HARP 3.0 Mortgage Bill Has Been Introduced in Congress
In 2012, Senators Barbara Boxer and Robert Menendez unsuccessfully attempted to push through the Homeowners Refinancing Act of 2012, also known as HARP 2.0. The purpose of the bill was to assist home owners in the United States who were suffering under the weight of an underwater mortgage. Part of the benefit to home owners of the bill would be getting lower mortgage rates.
Redrafted as the Responsible Homeowner Refinancing Act of 2013, also known as HARP 3.0, the proposal from the senators now looks to remove closing costs from the mortgage loan process and make it easier for a home owner to change the financial entity with which they have a mortgage. One of the fees slated to be eliminated is the closing costs associated with the signing of a mortgage.
What Is HARP?
Originally created in 2009, the Home Affordable Refinance Program (HARP) offered homeowners the chance to refinance with lower mortgage rates if their Fannie Mae or Freddie Mac mortgage had lost value since the peak of the housing boom. The program negated the need to obtain new private mortgage insurance coverage, so a significant cost of refinancing a home was eliminated.

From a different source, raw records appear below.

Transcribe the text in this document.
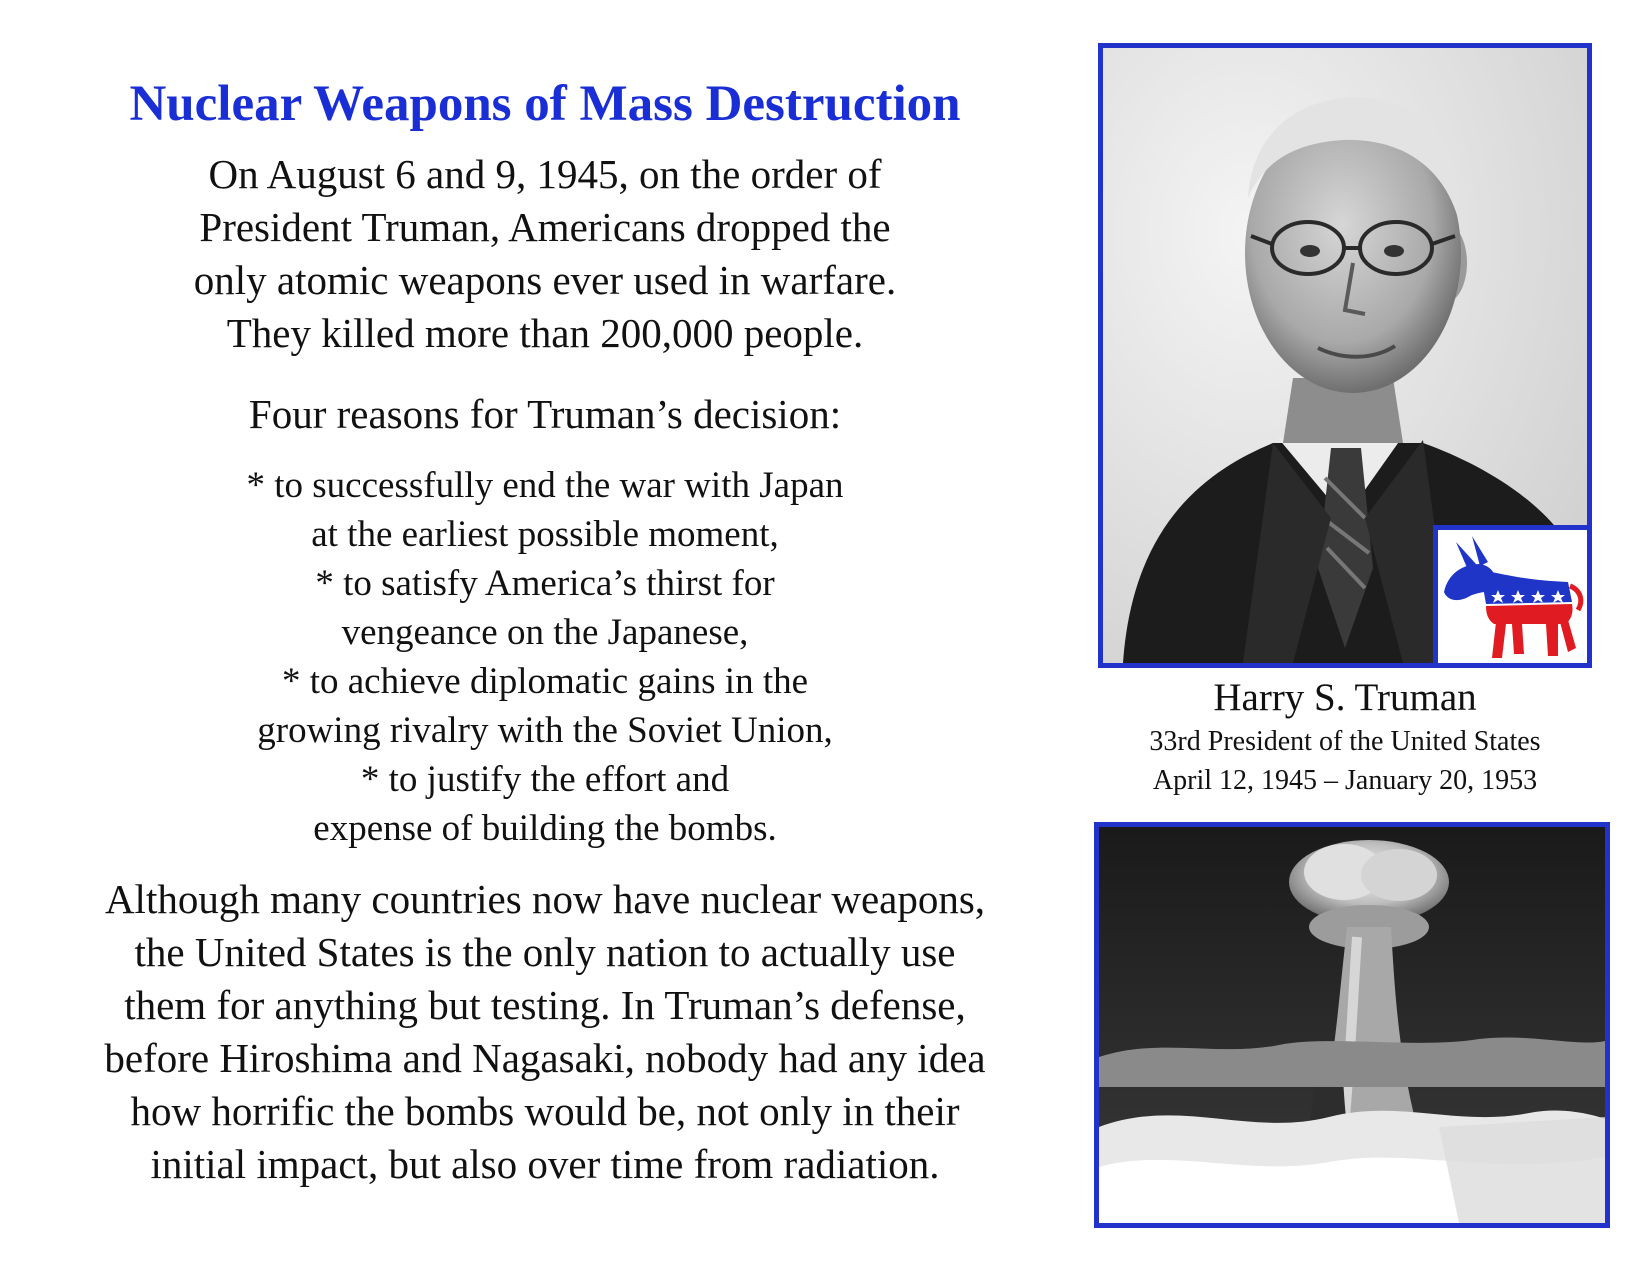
Nuclear Weapons of Mass Destruction
On August 6 and 9, 1945, on the order of
President Truman, Americans dropped the
only atomic weapons ever used in warfare.
They killed more than 200,000 people.
Four reasons for Truman’s decision:
* to successfully end the war with Japan
at the earliest possible moment,
* to satisfy America’s thirst for
vengeance on the Japanese,
* to achieve diplomatic gains in the
growing rivalry with the Soviet Union,
* to justify the effort and
expense of building the bombs.
Although many countries now have nuclear weapons,
the United States is the only nation to actually use
them for anything but testing. In Truman’s defense,
before Hiroshima and Nagasaki, nobody had any idea
how horrific the bombs would be, not only in their
initial impact, but also over time from radiation.
Harry S. Truman
33rd President of the United States
April 12, 1945 – January 20, 1953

The way in which the Home Affordable Refinance Program HARP originally worked is that a home owner who originally put down at least 20 percent of their home’s value down would be eligible to refinance without private mortgage insurance coverage fees coming into play.
HARP 2.0 vs. HARP 3.0
Expansion of the program in 2011 to the HARP 2.0 program offered additional benefits to home owners, which made it easier for home owners who were suffering from a significant drop in the value of their home to qualify for the HARP program. The “loan to value” cap of 125% from the original Home Affordable Refinance Program was completely eliminated, which meant people in markets devastated by the recession like Florida and Nevada could qualify for refinancing.
In addition, the expanded program also introduced protections for homeowners who had an underwater mortgage by placing caps on the potential loan fees. For homeowners suffering from a significantly underwater mortgage, or owners who wanted to refinance to a 15-year fixed rate loan, the program drastically reduced the costs of the application.
The first version of the Home Affordable Refinance Program in 2009 was a tremendous success as far as helping individuals to climb out of debt. Numbers suggest that over three years, at least a million home owners in the United States benefited from the first incarnation of the program. Even better, were the statistics that came from the second version of HARP, which suggested that another million home owners were assisted by the program in just nine short months.
The latest version of the program, HARP 3.0, looks to help home owners further in recovering from recession-induced mortgage debt. Some of the changes to the newest version of the program include loosening the various requirements of getting a refinance. Changes to income and employment requirements are slated for change as are the accepted numbers for appraisal and closing costs.
One of the biggest changes of the new HARP bill is a reduction in fees charged upfront to borrowers. When a homeowner must apply for a refinance with a particularly high loan-to-value ratio, the fees may end up being lower than those charged to individuals with a healthier ratio. This part of the bill is an unexpected change since a high loan-to-value ratio during a refinance constitutes a rather significant risk to the lender.
Regarding the changes made to the income and employment requirements, the newest HARP program wouldn’t require an income or employment verification check. The verification process for such applications was already considered quite lenient, but the new bill would make it even easier to gain approval.
HARP 2.0 and the first version of the program already required home owners to showcase a healthy payment history, the new Responsible Homeowner Refinancing Act would help to simplify the overall application process by removing certain checks. This is a similar philosophy to the FHA Streamline Refinance program, and the VA Streamline Refinance Program – also known as the Interest Rate Reduction Refinance Loan (IRRRL). A final change to the most recent version of the act would include changes to the appraisal process where an in-home check would no longer be required.
Beyond those changes to the qualification and application process, the new Menendez-Boxer Bill doesn’t look that different from earlier versions. One element, which may impact some home owners seeking lower mortgage rates under the bill, would be the requirement that an applicant not have benefited from the HARP program in the past. Regardless, the new bill looks to assist a great many more home owners in the future.